VS Code + AI agents + design system: UX working in VS Code against the actual front-end codebase. Same tokens, same components, same patterns engineering already owns. HOC output that is reviewable, trustable, and mergeable.

This distinction matters for the trust conversation with Tech leaders. The objection to “UX code entering the codebase” was always really an objection to foreign code entering the codebase — code that didn’t speak the same language as what was already there. A HOC built against the actual front-end stack isn’t foreign. It’s design intent expressed in the team’s own vocabulary.

This model is currently in pilot. Its most meaningful outcome so far isn’t a metric — it’s that the conversation with Tech leadership has shifted from “should UX be producing code at all” to “what does the review and merge process look like.” That’s a different, more tractable problem.

What we built

To make this real, I collaborated with our dev managers to build an AI-enabled design system npm package. The goal was to give AI models deep, structured context on our components, patterns, and tokens — not just a visual reference, but the kind of context that enables high-fidelity interpretation.

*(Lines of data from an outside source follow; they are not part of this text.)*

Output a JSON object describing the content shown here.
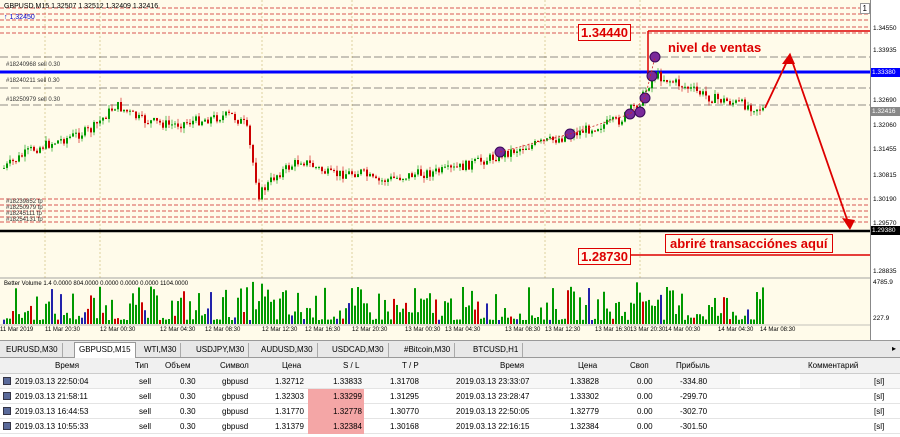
{
  "chart": {
    "title": "GBPUSD,M15  1.32507 1.32512 1.32409 1.32416",
    "indicator_arrow": "↑ 1.32450",
    "corner_button": "1",
    "order_labels": [
      "#18240968 sell 0.30",
      "#18240211 sell 0.30",
      "#18250979 sell 0.30",
      "#18239852 tp",
      "#18250979 tp",
      "#18245111 tp",
      "#18254131 tp"
    ],
    "price_ticks": [
      "1.34550",
      "1.33935",
      "1.33380",
      "1.32690",
      "1.32416",
      "1.32060",
      "1.31455",
      "1.30815",
      "1.30190",
      "1.29570",
      "1.29380",
      "1.28835"
    ],
    "price_highlight_blue": "1.33380",
    "price_highlight_gray": "1.32416",
    "price_highlight_black": "1.29380",
    "annotation_high": "1.34440",
    "annotation_low": "1.28730",
    "annotation_sell": "nivel de ventas",
    "annotation_buy": "abriré transacciónes aquí",
    "volume_label": "Better Volume 1.4 0.0000 804.0000 0.0000 0.0000 0.0000 1104.0000",
    "volume_ticks": [
      "4785.9",
      "227.9"
    ],
    "time_ticks": [
      "11 Mar 2019",
      "11 Mar 20:30",
      "12 Mar 00:30",
      "12 Mar 04:30",
      "12 Mar 08:30",
      "12 Mar 12:30",
      "12 Mar 16:30",
      "12 Mar 20:30",
      "13 Mar 00:30",
      "13 Mar 04:30",
      "13 Mar 08:30",
      "13 Mar 12:30",
      "13 Mar 16:30",
      "13 Mar 20:30",
      "14 Mar 00:30",
      "14 Mar 04:30",
      "14 Mar 08:30"
    ],
    "colors": {
      "background": "#fffbea",
      "bull": "#009900",
      "bear": "#cc0000",
      "blue_line": "#0000ff",
      "annotation": "#dd0000"
    }
  },
  "tabs": [
    "EURUSD,M30",
    "GBPUSD,M15",
    "WTI,M30",
    "USDJPY,M30",
    "AUDUSD,M30",
    "USDCAD,M30",
    "#Bitcoin,M30",
    "BTCUSD,H1"
  ],
  "active_tab": "GBPUSD,M15",
  "table": {
    "headers": [
      "Время",
      "Тип",
      "Объем",
      "Символ",
      "Цена",
      "S / L",
      "T / P",
      "Время",
      "Цена",
      "Своп",
      "Прибыль",
      "Комментарий"
    ],
    "rows": [
      {
        "open_time": "2019.03.13 22:50:04",
        "type": "sell",
        "volume": "0.30",
        "symbol": "gbpusd",
        "price": "1.32712",
        "sl": "1.33833",
        "tp": "1.31708",
        "time": "2019.03.13 23:33:07",
        "cur_price": "1.33828",
        "swap": "0.00",
        "profit": "-334.80",
        "comment": "[sl]",
        "sl_red": false
      },
      {
        "open_time": "2019.03.13 21:58:11",
        "type": "sell",
        "volume": "0.30",
        "symbol": "gbpusd",
        "price": "1.32303",
        "sl": "1.33299",
        "tp": "1.31295",
        "time": "2019.03.13 23:28:47",
        "cur_price": "1.33302",
        "swap": "0.00",
        "profit": "-299.70",
        "comment": "[sl]",
        "sl_red": true
      },
      {
        "open_time": "2019.03.13 16:44:53",
        "type": "sell",
        "volume": "0.30",
        "symbol": "gbpusd",
        "price": "1.31770",
        "sl": "1.32778",
        "tp": "1.30770",
        "time": "2019.03.13 22:50:05",
        "cur_price": "1.32779",
        "swap": "0.00",
        "profit": "-302.70",
        "comment": "[sl]",
        "sl_red": true
      },
      {
        "open_time": "2019.03.13 10:55:33",
        "type": "sell",
        "volume": "0.30",
        "symbol": "gbpusd",
        "price": "1.31379",
        "sl": "1.32384",
        "tp": "1.30168",
        "time": "2019.03.13 22:16:15",
        "cur_price": "1.32384",
        "swap": "0.00",
        "profit": "-301.50",
        "comment": "[sl]",
        "sl_red": true
      }
    ]
  }
}
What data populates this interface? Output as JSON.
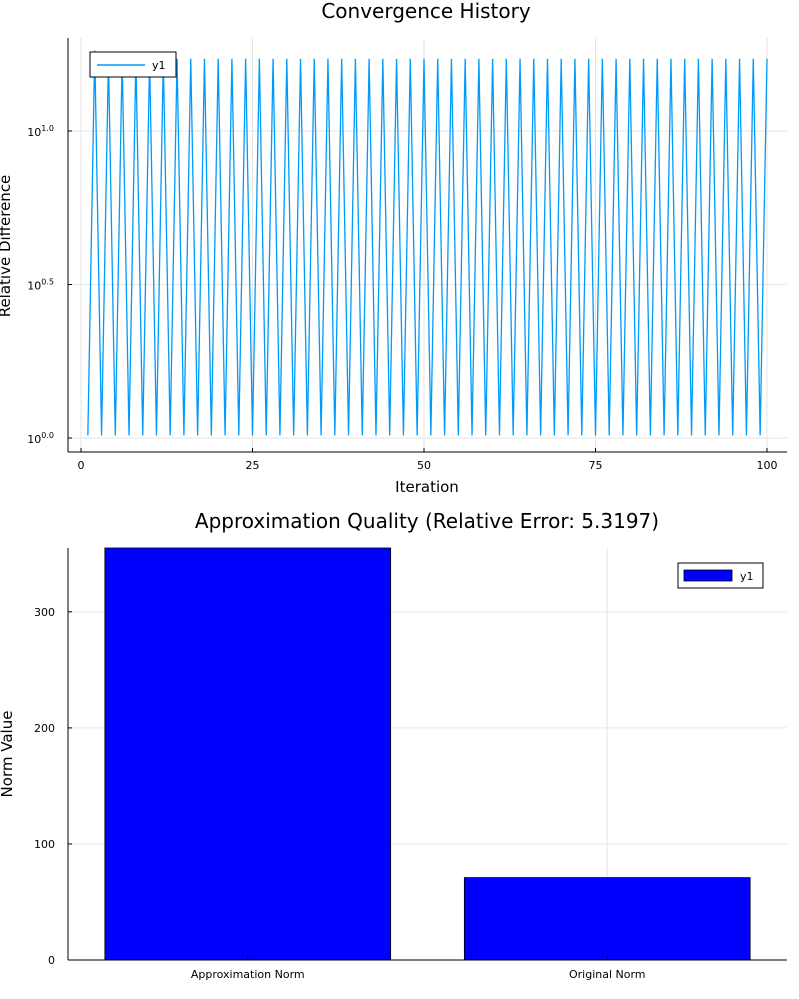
{
  "chart_data": [
    {
      "type": "line",
      "title": "Convergence History",
      "xlabel": "Iteration",
      "ylabel": "Relative Difference",
      "yscale": "log10",
      "xlim": [
        0,
        100
      ],
      "ylim": [
        1.0,
        18.5
      ],
      "x_ticks": [
        0,
        25,
        50,
        75,
        100
      ],
      "x_tick_labels": [
        "0",
        "25",
        "50",
        "75",
        "100"
      ],
      "y_ticks": [
        1.0,
        3.1623,
        10.0
      ],
      "y_tick_labels": [
        {
          "base": "10",
          "exp": "0.0"
        },
        {
          "base": "10",
          "exp": "0.5"
        },
        {
          "base": "10",
          "exp": "1.0"
        }
      ],
      "grid": true,
      "legend_position": "top-left",
      "series": [
        {
          "name": "y1",
          "color": "#009af9",
          "pattern": "alternating",
          "x_start": 1,
          "x_end": 100,
          "low_value": 1.02,
          "high_value": 17.2,
          "first_peak_value": 18.3
        }
      ]
    },
    {
      "type": "bar",
      "title": "Approximation Quality (Relative Error: 5.3197)",
      "xlabel": "",
      "ylabel": "Norm Value",
      "categories": [
        "Approximation Norm",
        "Original Norm"
      ],
      "ylim": [
        0,
        355
      ],
      "y_ticks": [
        0,
        100,
        200,
        300
      ],
      "y_tick_labels": [
        "0",
        "100",
        "200",
        "300"
      ],
      "grid": true,
      "legend_position": "top-right",
      "series": [
        {
          "name": "y1",
          "color": "#0000ff",
          "values": [
            355,
            71
          ]
        }
      ]
    }
  ]
}
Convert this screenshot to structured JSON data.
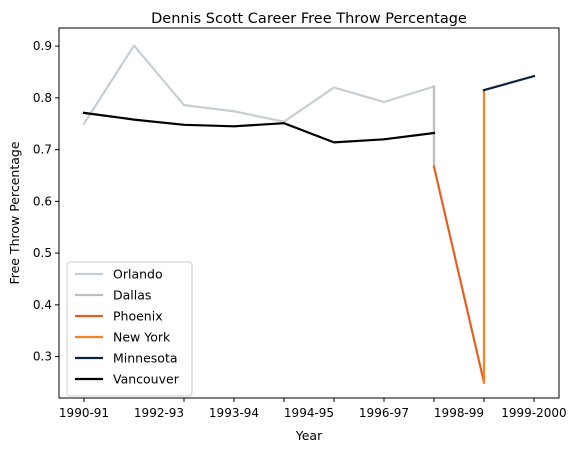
{
  "chart_data": {
    "type": "line",
    "title": "Dennis Scott  Career Free Throw Percentage",
    "xlabel": "Year",
    "ylabel": "Free Throw Percentage",
    "x_tick_labels": [
      "1990-91",
      "1992-93",
      "1993-94",
      "1994-95",
      "1996-97",
      "1998-99",
      "1999-2000"
    ],
    "ylim": [
      0.22,
      0.935
    ],
    "y_ticks": [
      0.3,
      0.4,
      0.5,
      0.6,
      0.7,
      0.8,
      0.9
    ],
    "y_tick_labels": [
      "0.3",
      "0.4",
      "0.5",
      "0.6",
      "0.7",
      "0.8",
      "0.9"
    ],
    "grid": false,
    "legend_position": "lower-left",
    "series": [
      {
        "name": "Orlando",
        "color": "#c4ced4",
        "points": [
          [
            0,
            0.75
          ],
          [
            1,
            0.901
          ],
          [
            2,
            0.786
          ],
          [
            3,
            0.774
          ],
          [
            4,
            0.754
          ],
          [
            5,
            0.82
          ],
          [
            6,
            0.792
          ],
          [
            7,
            0.822
          ],
          [
            7,
            0.667
          ]
        ]
      },
      {
        "name": "Dallas",
        "color": "#bbbfc3",
        "points": [
          [
            7,
            0.822
          ],
          [
            7,
            0.667
          ]
        ]
      },
      {
        "name": "Phoenix",
        "color": "#e56020",
        "points": [
          [
            7,
            0.667
          ],
          [
            8,
            0.25
          ]
        ]
      },
      {
        "name": "New York",
        "color": "#f58426",
        "points": [
          [
            8,
            0.25
          ],
          [
            8,
            0.815
          ]
        ]
      },
      {
        "name": "Minnesota",
        "color": "#0c2340",
        "points": [
          [
            8,
            0.815
          ],
          [
            9,
            0.842
          ]
        ]
      },
      {
        "name": "Vancouver",
        "color": "#000000",
        "points": [
          [
            0,
            0.771
          ],
          [
            1,
            0.758
          ],
          [
            2,
            0.748
          ],
          [
            3,
            0.745
          ],
          [
            4,
            0.751
          ],
          [
            5,
            0.714
          ],
          [
            6,
            0.72
          ],
          [
            7,
            0.732
          ]
        ]
      }
    ]
  }
}
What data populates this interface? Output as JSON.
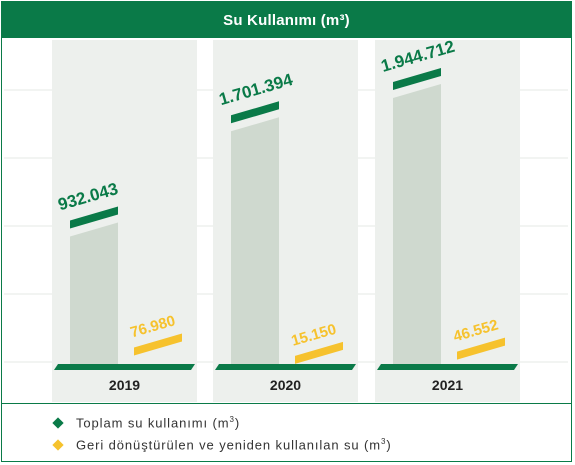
{
  "title": "Su Kullanımı (m³)",
  "colors": {
    "brand_green": "#0a7a48",
    "total_bar": "#cfd9cf",
    "column_bg": "#edf0ed",
    "recycled": "#f6c22d",
    "grid": "#e4e8e4"
  },
  "chart_data": {
    "type": "bar",
    "title": "Su Kullanımı (m³)",
    "categories": [
      "2019",
      "2020",
      "2021"
    ],
    "series": [
      {
        "name": "Toplam su kullanımı (m³)",
        "values": [
          932043,
          1701394,
          1944712
        ],
        "labels": [
          "932.043",
          "1.701.394",
          "1.944.712"
        ]
      },
      {
        "name": "Geri dönüştürülen ve yeniden kullanılan su (m³)",
        "values": [
          76980,
          15150,
          46552
        ],
        "labels": [
          "76.980",
          "15.150",
          "46.552"
        ]
      }
    ],
    "legend_position": "bottom",
    "grid": true
  },
  "legend": [
    {
      "label": "Toplam su kullanımı (m",
      "sup": "3",
      "suffix": ")",
      "color": "#0a7a48"
    },
    {
      "label": "Geri dönüştürülen ve yeniden kullanılan su (m",
      "sup": "3",
      "suffix": ")",
      "color": "#f6c22d"
    }
  ]
}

Paired with the Figma MCP, this meant an AI working in that context could read a design file and produce front-end code that was already on-system. The right tokens. The right components. The right spacing. Not because a developer made good judgment calls, but because the AI had the full design system as its frame of reference.

We also worked with Product to sharpen how Milestones are defined in our Shape Up process. Clearer scope upstream made the code output more accurate downstream — because if the intent is vague at the milestone level, it’s still vague when the AI tries to interpret it. That upstream clarity work was a direct output of the cross-functional alignment process, not a technical fix.

The result: a 3-day kickoff and handoff, replacing what had been a 2-week investigation sprint. The output was working front-end code — agnostic of data and business logic, ready to be wired to APIs by engineering — but already reflecting design intent with enough fidelity that revision cycles were nearly eliminated.

The architectural argument underneath it all

The principle underneath this model pushes toward an MVC separation — visual layer decoupled from model and content. UX owns the V. Dev owns the M and C. That’s not just a workflow change. It’s a structural argument for how product teams should be organized in an AI-assisted delivery environment.

The teams that will move fastest aren’t the ones with the most developers — they’re the ones where each role is doing the work that requires their specific expertise, and AI is handling the translation between them. The goal was never to make UX do development. The goal was to make the handoff disappear.